Well, not quite muddy enough to post in the cross section, at least not today, so consider this a whole lot of tiny commutes, at lung burning speed, up and down and in and out...

The course.. Hanes Park, just under 1.3 miles total. Ride and run as fast as you can for 45 minutes, then the last lap as fast as you can, with what you have left...


The bike... my Mutant, capable of all things, especially technical cross type stuff. Here it is grazing just before the workout. It usually feeds on blood and guts but we all need a little fiber.


----------



## racerx (Jan 29, 2004)

*Start and Finish here...*

Ready set go...Hang on as there will be lots of fast single track and at least 2 hard running efforts straight up hill...


----------



## racerx (Jan 29, 2004)

*Time to dismount...*

short but steep, run up, clip in and fly back down...


----------



## racerx (Jan 29, 2004)

*gravel road at top speed*

is a blast, lost of corners and sliding rear. Now get ready for the really, really nasty climb...


----------



## racerx (Jan 29, 2004)

*Shady little section*

Just before the field, there is fun section of single track that crosses a bridge.

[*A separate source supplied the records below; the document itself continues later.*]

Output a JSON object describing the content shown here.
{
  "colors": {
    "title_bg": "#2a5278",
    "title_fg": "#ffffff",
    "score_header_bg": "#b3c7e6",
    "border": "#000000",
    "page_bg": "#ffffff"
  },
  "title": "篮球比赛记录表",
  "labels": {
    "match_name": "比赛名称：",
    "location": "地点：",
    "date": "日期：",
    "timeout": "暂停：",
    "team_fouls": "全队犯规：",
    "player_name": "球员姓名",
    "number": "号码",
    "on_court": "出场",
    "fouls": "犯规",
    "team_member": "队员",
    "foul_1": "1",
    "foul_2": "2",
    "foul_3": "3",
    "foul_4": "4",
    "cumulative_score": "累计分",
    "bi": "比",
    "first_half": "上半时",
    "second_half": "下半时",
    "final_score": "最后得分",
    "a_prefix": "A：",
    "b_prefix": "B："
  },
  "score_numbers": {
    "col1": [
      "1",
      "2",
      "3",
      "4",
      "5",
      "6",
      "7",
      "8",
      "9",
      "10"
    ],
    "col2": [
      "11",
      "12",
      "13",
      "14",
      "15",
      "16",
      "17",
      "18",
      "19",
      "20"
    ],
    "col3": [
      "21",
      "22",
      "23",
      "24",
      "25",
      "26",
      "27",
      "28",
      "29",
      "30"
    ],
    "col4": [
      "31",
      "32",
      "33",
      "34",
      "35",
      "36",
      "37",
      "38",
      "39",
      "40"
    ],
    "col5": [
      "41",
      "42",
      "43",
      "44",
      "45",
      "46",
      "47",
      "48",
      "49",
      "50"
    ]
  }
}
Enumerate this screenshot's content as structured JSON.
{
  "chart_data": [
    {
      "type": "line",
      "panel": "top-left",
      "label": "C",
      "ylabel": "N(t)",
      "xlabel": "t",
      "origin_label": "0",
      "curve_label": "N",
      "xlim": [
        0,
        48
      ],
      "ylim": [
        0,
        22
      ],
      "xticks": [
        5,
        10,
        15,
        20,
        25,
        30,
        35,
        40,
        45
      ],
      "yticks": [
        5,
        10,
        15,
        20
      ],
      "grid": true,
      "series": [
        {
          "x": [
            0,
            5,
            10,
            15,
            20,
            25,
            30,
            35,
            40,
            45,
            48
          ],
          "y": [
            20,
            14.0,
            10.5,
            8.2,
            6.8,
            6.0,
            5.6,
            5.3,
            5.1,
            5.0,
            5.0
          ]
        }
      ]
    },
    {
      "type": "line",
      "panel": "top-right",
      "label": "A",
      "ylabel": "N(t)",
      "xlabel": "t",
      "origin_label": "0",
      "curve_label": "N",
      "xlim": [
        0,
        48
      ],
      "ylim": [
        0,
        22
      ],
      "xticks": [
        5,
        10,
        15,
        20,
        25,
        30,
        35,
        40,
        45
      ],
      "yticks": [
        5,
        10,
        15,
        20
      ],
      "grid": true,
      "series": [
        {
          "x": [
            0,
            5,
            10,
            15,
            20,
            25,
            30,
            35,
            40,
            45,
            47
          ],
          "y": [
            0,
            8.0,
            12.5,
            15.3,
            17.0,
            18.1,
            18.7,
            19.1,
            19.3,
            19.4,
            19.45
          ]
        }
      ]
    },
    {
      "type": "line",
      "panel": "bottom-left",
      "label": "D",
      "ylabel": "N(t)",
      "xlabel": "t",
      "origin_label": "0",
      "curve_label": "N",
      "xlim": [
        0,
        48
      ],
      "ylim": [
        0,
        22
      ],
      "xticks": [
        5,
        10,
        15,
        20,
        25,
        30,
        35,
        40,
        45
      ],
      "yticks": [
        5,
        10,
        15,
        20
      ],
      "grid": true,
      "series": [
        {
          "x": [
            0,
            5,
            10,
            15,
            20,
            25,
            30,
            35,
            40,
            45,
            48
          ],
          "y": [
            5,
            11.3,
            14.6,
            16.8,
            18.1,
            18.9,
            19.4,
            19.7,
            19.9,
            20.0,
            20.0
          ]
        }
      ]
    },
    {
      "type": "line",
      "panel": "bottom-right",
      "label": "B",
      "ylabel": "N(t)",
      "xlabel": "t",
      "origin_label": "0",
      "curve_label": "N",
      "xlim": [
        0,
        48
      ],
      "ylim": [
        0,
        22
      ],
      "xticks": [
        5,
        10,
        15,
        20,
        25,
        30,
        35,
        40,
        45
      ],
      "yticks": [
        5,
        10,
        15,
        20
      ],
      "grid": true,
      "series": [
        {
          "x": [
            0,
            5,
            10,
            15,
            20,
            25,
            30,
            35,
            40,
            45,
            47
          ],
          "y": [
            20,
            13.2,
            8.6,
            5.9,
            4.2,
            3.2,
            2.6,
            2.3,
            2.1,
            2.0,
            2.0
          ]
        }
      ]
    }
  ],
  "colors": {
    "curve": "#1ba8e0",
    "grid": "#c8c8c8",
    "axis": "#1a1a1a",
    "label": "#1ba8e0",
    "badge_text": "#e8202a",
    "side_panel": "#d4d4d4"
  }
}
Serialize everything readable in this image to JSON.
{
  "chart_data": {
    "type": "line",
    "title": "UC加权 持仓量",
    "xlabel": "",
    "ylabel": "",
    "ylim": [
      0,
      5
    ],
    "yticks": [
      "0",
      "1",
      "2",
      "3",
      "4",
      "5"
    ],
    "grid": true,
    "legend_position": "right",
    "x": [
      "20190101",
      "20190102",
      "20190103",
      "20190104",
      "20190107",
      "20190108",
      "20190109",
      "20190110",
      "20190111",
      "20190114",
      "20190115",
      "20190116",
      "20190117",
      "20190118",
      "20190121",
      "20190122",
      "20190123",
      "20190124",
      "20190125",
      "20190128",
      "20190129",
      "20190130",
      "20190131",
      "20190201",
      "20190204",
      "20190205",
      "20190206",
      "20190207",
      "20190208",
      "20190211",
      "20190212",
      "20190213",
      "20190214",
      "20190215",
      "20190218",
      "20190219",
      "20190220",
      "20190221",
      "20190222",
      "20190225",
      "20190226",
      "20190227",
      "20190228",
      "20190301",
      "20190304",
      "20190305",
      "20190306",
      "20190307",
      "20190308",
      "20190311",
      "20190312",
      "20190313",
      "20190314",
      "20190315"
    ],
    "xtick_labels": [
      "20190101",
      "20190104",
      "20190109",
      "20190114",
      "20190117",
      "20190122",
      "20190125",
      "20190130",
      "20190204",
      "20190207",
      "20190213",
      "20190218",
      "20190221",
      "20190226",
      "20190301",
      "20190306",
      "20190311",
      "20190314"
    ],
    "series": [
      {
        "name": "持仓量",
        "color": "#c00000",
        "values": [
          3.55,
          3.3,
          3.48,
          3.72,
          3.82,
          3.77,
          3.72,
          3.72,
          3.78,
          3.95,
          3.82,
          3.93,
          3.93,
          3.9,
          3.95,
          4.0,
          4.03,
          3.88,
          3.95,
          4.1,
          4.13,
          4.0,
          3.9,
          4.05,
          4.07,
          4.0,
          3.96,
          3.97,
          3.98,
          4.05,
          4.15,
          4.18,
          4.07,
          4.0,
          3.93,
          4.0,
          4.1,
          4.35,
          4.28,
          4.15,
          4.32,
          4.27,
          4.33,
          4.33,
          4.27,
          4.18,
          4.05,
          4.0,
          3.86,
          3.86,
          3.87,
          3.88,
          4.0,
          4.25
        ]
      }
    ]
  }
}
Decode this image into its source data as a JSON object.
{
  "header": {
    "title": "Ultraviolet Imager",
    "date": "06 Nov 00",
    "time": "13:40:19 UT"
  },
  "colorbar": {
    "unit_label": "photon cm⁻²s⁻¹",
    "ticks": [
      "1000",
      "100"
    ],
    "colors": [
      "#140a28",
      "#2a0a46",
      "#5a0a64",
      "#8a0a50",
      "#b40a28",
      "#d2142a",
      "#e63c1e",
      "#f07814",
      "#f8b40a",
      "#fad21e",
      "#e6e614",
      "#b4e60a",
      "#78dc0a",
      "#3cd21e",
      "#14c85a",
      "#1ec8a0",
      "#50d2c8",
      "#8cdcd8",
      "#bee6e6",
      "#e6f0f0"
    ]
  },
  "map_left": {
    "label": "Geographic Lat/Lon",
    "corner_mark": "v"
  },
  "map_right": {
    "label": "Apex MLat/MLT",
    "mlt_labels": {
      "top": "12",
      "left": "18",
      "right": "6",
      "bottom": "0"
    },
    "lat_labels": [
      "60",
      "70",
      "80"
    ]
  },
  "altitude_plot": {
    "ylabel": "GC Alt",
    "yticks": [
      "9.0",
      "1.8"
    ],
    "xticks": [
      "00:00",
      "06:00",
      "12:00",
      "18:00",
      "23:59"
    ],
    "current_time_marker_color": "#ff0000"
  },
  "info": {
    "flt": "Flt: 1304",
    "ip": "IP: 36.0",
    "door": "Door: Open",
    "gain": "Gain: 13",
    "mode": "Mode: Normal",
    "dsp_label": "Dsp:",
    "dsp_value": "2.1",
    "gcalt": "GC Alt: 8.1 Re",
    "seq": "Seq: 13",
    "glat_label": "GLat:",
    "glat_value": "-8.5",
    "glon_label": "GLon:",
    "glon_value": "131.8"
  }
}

Then time to dismount and hit a short set of steps.


----------



## racerx (Jan 29, 2004)

*Through the field,*

I'd rather ride uphill into a headwind than to try to ride at any decent speed on grass...


----------



## racerx (Jan 29, 2004)

*Back on cement*

for only a moment then back to the dirt,

At the park entrance there is a fun little 2.5 foot drop off that is fun to hit at 20mph.


----------



## racerx (Jan 29, 2004)

*Fin.*

Another quick set of tuns, one more run up and done....All in about 4:25. Repeat about 9 more times then one last all out lap.

WHEW....Like I said, a real lung burning fast course. Thanks for riding along.


----------



## MB1 (Jan 27, 2004)

*Veddy interesting.*

Makes riding in traffic seem like a piece of cake.

You are right BTW, it needs mud.


----------



## gonsa (Feb 20, 2005)

I love this. You really captured it. I think it would have been OK to post it in the 'cross forum. Looks like a great place to train. 

Looking at this post, you got me a bit nervous. I'm planning on racing this weekend and have done zero 'cross specific workouts this year. We have a 35+ C category that's pretty mellow except for the handful sandbaggers that seem to lap everyone a few times.


----------



## nonsleepingjon (Oct 18, 2002)

Very cool post. I like the yellow lines showing the path - it reminds me of those Family Circus cartoons where the dotted line shows how the kid wandered around everywhere.


----------



## Ridgetop (Mar 1, 2005)

*Now that was Fun!*

I liked it! I don't think I've got the energy to do it, but I liked it!


----------



## MTT (Oct 14, 2005)

Sweet ride! How do you like those brakes in the mud/ rain? What kind are they?

MTT


----------



## weltyed (Feb 6, 2004)

looks like cane creek src-5 levers with shimano v-brakes and a travel agent.

i really like my cc src-5 levers. even hooked up to cheap nashbar cantis.


----------



## nachomc (Aug 31, 2006)

your commute is sweet


----------